Pressure, creativity and having a million things to do.
What is the hardest thing about being a designer?
I think the hardest thing about being a designer and owning your own label is not giving up, and not letting go of your core believes, it’s a tough industry.
How do you overcome this?
Sometime I need to just take time out, sit back and reassess everything and find and connect to the core passion that drives me. I also have people around me that believe in me and the path that I’m on (which really helps).
What is the best thing?
Allowing your creativity to flow when it hits, seeing people in your creations and hearing people like your stuff.
Diversifying my creativity into so many areas and launching Collecting Pretty boys last year at MBFWA
I think fashion is a bit of a rollercoaster ride, there’s often lowlights but the worst would have been when I lost my mother and then 8 months later my brother passed away suddenly.
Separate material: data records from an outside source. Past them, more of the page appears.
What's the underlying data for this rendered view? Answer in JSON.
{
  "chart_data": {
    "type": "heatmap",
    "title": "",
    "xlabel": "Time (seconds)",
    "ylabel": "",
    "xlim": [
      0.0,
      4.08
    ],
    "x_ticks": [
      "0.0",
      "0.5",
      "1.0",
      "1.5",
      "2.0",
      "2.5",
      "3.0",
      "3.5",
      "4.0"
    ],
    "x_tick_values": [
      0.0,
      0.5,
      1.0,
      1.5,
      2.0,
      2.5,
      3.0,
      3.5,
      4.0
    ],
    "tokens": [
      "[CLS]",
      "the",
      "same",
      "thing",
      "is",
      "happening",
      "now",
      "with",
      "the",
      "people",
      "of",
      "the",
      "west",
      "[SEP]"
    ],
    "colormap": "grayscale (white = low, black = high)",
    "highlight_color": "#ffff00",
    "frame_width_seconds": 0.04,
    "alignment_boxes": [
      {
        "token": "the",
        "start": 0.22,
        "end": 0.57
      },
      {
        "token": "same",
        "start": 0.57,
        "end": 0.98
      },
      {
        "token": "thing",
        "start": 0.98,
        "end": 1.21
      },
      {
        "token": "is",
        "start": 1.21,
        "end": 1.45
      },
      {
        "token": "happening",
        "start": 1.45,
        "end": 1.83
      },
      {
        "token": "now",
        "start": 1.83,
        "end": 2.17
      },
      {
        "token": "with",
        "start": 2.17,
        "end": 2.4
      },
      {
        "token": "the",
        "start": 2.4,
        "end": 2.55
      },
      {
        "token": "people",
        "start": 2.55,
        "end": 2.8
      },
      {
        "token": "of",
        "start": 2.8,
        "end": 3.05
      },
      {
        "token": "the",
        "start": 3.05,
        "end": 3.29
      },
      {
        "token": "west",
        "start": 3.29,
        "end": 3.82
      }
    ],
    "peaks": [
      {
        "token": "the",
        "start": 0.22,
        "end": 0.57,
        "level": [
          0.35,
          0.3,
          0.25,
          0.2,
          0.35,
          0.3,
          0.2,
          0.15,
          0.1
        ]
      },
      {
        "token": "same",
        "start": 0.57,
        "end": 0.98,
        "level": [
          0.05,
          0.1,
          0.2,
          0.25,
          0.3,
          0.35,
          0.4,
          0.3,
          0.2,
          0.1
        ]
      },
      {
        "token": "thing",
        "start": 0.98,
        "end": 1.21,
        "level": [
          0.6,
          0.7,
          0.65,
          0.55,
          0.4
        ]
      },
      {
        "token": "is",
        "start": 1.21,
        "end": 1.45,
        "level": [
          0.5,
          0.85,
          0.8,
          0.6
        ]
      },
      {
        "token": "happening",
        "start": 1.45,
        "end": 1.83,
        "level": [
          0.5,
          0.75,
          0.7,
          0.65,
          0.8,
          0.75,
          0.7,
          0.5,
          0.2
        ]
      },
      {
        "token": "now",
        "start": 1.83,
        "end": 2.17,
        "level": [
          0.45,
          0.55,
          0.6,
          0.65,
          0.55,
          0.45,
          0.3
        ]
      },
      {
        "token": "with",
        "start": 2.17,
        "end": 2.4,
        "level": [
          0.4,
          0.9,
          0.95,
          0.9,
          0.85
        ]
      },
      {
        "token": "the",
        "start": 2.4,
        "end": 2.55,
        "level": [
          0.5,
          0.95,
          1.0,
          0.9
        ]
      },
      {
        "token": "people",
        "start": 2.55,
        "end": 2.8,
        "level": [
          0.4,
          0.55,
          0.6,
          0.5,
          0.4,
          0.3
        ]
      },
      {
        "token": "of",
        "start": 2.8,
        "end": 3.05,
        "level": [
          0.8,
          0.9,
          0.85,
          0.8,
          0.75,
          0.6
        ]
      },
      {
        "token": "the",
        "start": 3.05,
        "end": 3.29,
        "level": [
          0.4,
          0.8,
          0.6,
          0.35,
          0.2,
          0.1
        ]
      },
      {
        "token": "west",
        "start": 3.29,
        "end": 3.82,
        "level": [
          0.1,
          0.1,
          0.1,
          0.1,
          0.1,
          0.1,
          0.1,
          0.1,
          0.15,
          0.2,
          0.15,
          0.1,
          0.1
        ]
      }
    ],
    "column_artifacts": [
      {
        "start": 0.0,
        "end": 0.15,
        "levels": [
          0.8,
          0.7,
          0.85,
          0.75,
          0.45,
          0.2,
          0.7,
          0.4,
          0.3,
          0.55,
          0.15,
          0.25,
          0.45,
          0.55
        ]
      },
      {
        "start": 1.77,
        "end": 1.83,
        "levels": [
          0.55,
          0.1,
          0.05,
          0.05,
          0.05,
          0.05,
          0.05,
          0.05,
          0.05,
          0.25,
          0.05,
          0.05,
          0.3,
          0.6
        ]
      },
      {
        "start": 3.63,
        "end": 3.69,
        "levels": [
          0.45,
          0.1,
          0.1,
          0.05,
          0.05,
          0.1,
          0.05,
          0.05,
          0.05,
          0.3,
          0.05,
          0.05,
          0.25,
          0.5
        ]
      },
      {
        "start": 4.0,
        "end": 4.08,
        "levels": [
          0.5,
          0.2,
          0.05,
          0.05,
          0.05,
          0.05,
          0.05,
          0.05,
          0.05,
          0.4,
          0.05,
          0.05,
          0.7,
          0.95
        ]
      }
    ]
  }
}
I was in a dark place and lost all sight of my creativity and passion, it was awful.
Do you think designers should have a specific style?
If a designer doesn’t have a specific style then how can you tell them apart?
What is your strength and what is your weakness in business?
One of my strength in business would have to be my creative overall vision for the brand and my greatest weakness would be trying to find balance of working and having time out.
Finish these sentences:
Creativity is… a gift
Dressing men… is different in Australia that overseas, they are much more willing to experiment than most of the men here.
Dressing women… is great when you can bring their personality to the surface and make them feel confident and beautiful.
What’s the best piece of advice you’ve been given?
Just recently a beautiful fashion photographer friend of mine told me to step back and to ‘stop and smell the roses’ and just let go for a moment. An old cliché but one his father used to tell him.
Check out Nicks work ……. http://www.nickkidmanphotography.com
What is your end goal for CPB?
To own our own Collecting Pretty Boys concept stores.
What was your impression of the world when you were growing up?
I had a fairly dark impression of the world when I was growing up. My mother suffered from chronic bouts of schizophrenia and manic depression which greatly affected just about everything in our lives. On a positive note, she was incredibly creative. I sort of believe that she was a true eccentric, except she never learnt how to control it.
Has the way you view the world changed?
I believe that everyone is affected by their childhood and growing up, our experiences mold us into who we are. We also have the option to change how we view those experiences and to embrace what we’ve learnt to help others.
Clean, dark and comfortable.
Where would you like to live most in the world?
My perfect living experience would be 5 months in Melbourne, 3 months in Queensland and the other 4 months overseas.
If the world was to end tomorrow what would you do?
Have a beautiful dinner with the people I truly love and tell them how much they mean to me.
What advice would you offer emerging designers?
Go into the industry with your eyes open, keep your dreams true to who you are and never lose your passion.